It’s that time of year when school starts and the seasonal programming calendars of many venues begin. Just don’t call it fall, because it sure as hell won’t feel like it until the next issue of Desert Companion. Still, there’s a ton on offer culturally, especially during September and October. Fortunately for you, we’ve fine-tuned our event filter in anti-algorithmic fashion. Which is to say: We won’t predict what you will like — instead, we’re gonna tell you what you should like.
Music seems like a good place to start, and the Encore Theater — the rare Strip venue strong in both the quality and quantity of its bookings, to say nothing of the fantastic sound and intimacy it provides — comes through with a rare Jon Batiste headlining stand. The award-winning composer/singer/instrumentalist has mostly performed locally in tribute and award shows, but these two Encore gigs ought to spotlight his rapidly growing reportoire, which includes a modern interpretation — and live improvisation — of (deep breath) jazz, blues, country, R&B, and soul music.
If you’re overwhelmed by the sheer number of concerts timed for Mexican Independence Day, try an alternative to the usual mainstream/traditional Spanish-language shows: Cuco, the bilingual, bedroom/indie pop sensation who might play more instruments and blend more genres than even Jon Batiste.
For the whole family: The Las Vegas Philharmonic again devotes an entire show to the music of the Looney Tunes canon in time for Bugs Bunny’s 85th birthday.
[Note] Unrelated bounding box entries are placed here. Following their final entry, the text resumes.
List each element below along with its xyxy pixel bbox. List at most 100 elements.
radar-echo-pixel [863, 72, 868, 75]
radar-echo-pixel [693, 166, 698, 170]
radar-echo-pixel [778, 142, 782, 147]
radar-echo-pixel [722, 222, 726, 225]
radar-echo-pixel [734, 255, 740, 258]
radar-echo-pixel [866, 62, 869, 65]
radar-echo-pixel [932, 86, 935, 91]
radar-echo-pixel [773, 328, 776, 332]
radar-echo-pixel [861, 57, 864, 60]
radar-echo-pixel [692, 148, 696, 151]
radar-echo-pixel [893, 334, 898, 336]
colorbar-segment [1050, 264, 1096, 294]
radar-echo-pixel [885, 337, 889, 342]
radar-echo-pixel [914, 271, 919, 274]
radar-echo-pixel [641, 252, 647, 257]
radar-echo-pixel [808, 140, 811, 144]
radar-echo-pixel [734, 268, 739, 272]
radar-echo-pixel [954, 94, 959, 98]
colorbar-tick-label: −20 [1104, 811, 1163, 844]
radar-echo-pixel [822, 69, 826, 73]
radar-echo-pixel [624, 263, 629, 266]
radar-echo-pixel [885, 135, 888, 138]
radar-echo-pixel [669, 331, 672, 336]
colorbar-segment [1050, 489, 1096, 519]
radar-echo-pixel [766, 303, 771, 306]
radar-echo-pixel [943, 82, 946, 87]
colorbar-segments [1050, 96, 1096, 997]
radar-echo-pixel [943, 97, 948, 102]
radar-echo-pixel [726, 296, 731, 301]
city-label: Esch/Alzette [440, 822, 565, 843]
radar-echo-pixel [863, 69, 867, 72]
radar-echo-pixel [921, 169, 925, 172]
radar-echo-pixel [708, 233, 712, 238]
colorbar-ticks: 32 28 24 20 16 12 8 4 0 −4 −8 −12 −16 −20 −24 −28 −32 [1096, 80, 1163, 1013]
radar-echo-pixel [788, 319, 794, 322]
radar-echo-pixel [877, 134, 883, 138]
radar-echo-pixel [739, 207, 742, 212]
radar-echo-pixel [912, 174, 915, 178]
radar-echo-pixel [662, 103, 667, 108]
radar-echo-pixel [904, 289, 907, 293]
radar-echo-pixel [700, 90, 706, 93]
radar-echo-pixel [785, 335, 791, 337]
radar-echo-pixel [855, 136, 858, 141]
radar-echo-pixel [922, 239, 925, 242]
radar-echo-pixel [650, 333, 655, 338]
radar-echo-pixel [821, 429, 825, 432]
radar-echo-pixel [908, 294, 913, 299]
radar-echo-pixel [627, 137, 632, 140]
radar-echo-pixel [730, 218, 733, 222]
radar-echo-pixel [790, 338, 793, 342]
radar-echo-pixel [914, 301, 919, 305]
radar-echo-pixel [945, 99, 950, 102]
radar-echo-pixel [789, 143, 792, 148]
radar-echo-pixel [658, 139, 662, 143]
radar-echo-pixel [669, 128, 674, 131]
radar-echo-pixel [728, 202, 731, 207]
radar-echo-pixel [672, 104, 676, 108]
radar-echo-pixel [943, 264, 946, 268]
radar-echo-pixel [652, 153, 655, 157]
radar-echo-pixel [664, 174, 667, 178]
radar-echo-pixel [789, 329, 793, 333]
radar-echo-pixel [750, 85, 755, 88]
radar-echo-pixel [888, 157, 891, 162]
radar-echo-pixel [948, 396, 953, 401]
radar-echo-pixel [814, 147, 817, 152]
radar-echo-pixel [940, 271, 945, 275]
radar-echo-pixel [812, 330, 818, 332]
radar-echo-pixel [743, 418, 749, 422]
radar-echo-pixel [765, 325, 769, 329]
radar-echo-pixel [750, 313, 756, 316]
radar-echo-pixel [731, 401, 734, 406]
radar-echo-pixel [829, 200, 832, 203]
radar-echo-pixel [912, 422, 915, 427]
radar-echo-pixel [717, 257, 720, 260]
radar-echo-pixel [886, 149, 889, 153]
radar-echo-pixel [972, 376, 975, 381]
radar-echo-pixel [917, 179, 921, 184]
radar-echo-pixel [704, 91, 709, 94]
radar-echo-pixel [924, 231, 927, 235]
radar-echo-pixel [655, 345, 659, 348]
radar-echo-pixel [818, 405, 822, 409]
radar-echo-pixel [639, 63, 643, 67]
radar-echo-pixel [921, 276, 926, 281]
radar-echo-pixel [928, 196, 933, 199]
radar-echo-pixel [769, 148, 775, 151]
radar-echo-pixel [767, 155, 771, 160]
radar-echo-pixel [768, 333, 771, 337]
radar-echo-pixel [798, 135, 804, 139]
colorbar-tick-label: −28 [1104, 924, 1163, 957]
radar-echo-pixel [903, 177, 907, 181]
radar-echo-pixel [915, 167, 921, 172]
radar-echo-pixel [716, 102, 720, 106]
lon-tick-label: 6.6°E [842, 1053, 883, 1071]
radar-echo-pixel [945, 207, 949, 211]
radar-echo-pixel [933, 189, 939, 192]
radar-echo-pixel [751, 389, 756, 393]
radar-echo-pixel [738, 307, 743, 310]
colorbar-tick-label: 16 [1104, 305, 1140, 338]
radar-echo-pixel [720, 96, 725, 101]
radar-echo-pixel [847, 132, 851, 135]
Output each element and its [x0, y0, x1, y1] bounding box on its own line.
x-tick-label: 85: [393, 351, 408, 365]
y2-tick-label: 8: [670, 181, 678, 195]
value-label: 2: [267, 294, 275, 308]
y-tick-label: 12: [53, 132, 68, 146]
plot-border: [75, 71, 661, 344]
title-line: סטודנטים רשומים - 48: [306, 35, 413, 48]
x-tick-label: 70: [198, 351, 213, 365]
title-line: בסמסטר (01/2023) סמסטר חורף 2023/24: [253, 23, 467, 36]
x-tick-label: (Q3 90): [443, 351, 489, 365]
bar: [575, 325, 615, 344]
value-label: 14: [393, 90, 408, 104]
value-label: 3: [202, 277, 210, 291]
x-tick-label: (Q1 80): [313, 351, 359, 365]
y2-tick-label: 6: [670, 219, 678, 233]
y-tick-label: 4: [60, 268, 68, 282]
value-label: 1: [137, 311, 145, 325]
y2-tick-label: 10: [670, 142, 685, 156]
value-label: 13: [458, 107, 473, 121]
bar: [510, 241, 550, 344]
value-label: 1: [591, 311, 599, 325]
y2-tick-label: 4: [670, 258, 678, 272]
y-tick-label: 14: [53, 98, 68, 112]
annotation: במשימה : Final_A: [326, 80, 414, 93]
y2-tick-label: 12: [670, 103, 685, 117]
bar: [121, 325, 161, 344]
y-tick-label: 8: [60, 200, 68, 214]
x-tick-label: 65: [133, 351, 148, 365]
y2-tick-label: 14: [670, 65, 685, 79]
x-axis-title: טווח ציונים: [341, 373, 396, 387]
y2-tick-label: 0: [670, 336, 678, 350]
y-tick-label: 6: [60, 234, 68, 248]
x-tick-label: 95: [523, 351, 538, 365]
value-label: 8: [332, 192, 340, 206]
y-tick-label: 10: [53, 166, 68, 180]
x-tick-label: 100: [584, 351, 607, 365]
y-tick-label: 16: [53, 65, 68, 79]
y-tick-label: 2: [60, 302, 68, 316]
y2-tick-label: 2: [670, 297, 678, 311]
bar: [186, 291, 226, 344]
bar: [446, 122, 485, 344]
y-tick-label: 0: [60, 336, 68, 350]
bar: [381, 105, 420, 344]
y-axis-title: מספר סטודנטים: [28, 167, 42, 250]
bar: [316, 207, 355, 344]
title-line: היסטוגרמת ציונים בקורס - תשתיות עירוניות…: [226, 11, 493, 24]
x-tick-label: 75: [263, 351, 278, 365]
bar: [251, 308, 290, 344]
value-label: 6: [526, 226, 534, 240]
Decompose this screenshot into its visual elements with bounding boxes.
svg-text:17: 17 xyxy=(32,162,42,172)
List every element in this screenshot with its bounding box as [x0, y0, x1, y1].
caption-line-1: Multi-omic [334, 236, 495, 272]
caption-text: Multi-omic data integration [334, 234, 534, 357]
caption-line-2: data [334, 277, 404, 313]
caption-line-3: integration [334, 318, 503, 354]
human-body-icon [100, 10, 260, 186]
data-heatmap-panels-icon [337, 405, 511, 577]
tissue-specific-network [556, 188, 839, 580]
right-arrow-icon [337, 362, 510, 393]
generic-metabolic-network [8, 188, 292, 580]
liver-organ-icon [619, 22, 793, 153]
Watch the wisecracking, boundary-defying, animation legend on the big screen while the Phil cranks out the score onstage — a shrewd way to introduce the young ’uns to the majesty of a live orchestra.
From music to plays about music that aren’t musicals: Stereophonic was the golden child of the 2023 and 2024 theater-award seasons, ultimately nailing a record 13 Tony nominations (winning five, including Best Play). Its story about a band’s mid-1970s recording session overwhelmed by interpersonal conflicts — rumours it borrowed heavily from the studio travails of a certain British-American band were greatly … settled out of court — is enhanced by former Arcade Fire principal Will Butler’s songs, all recorded live by the cast onstage. No, really.
A mobster, a singer, and a president tussle in the eighth book by P Moss, crime fiction enthusiast and dive bar proprietor. Screwing Sinatra is a sordid tale, with Moss having fun with the mythologies of Ol’ Blue Eyes and JFK while reminding us that the backroom machinations of politics, entertainment, and the casino industry are as eternally colorful and occasionally squalid as the Double Down bathroom. Hear Moss rap about it all on September 18 with attorney/commentator/man about town Dayvid Figler — a chat we hope is equally colorful and squalid.
Avi Kwa Ame is making headlines again as a result of government efforts to rescind its national monument status (see p.16). Painter Alina Lindquist presents the sacred space with much more reverence in her exhibit Between Presence and Protection, currently holding court at the program galley for Nevada Humanities, which has also been subject to recent government edicts.
Over at the Flamingo Library, stream-of-consciousness painter/illustrator Kirby M. Brownell channels his storied past in the Las Vegas arts scene and his artistic practice of what he calls “surreal automatism” with his new exhibit, Scribble.
Finally, Halloween season will start even earlier with the grand opening of Universal Horror Unleashed, the permanent haunt attraction by Universal Studios. On the Immersive Vegas Attraction scale, this one’s gonna hit pants-dampening levels.
And speaking of pants, they’re not even on some of the cast of Urban Death, a work of lurid horror-theater by Jana Wimer for the 17-and-over crowd.
Or, if you’re seeking a ghoul time no spookier than a Goosebumps paperback, outdoor family alternative Haunted Harvest returns to Springs Preserve, reminding us that Halloween — like Las Vegas — is often much tamer than its reputation would indicate.
Correction: This story has been updated to reflect that Will Butler’s songs appear in Stereophonic. Desert Companion regrets the error.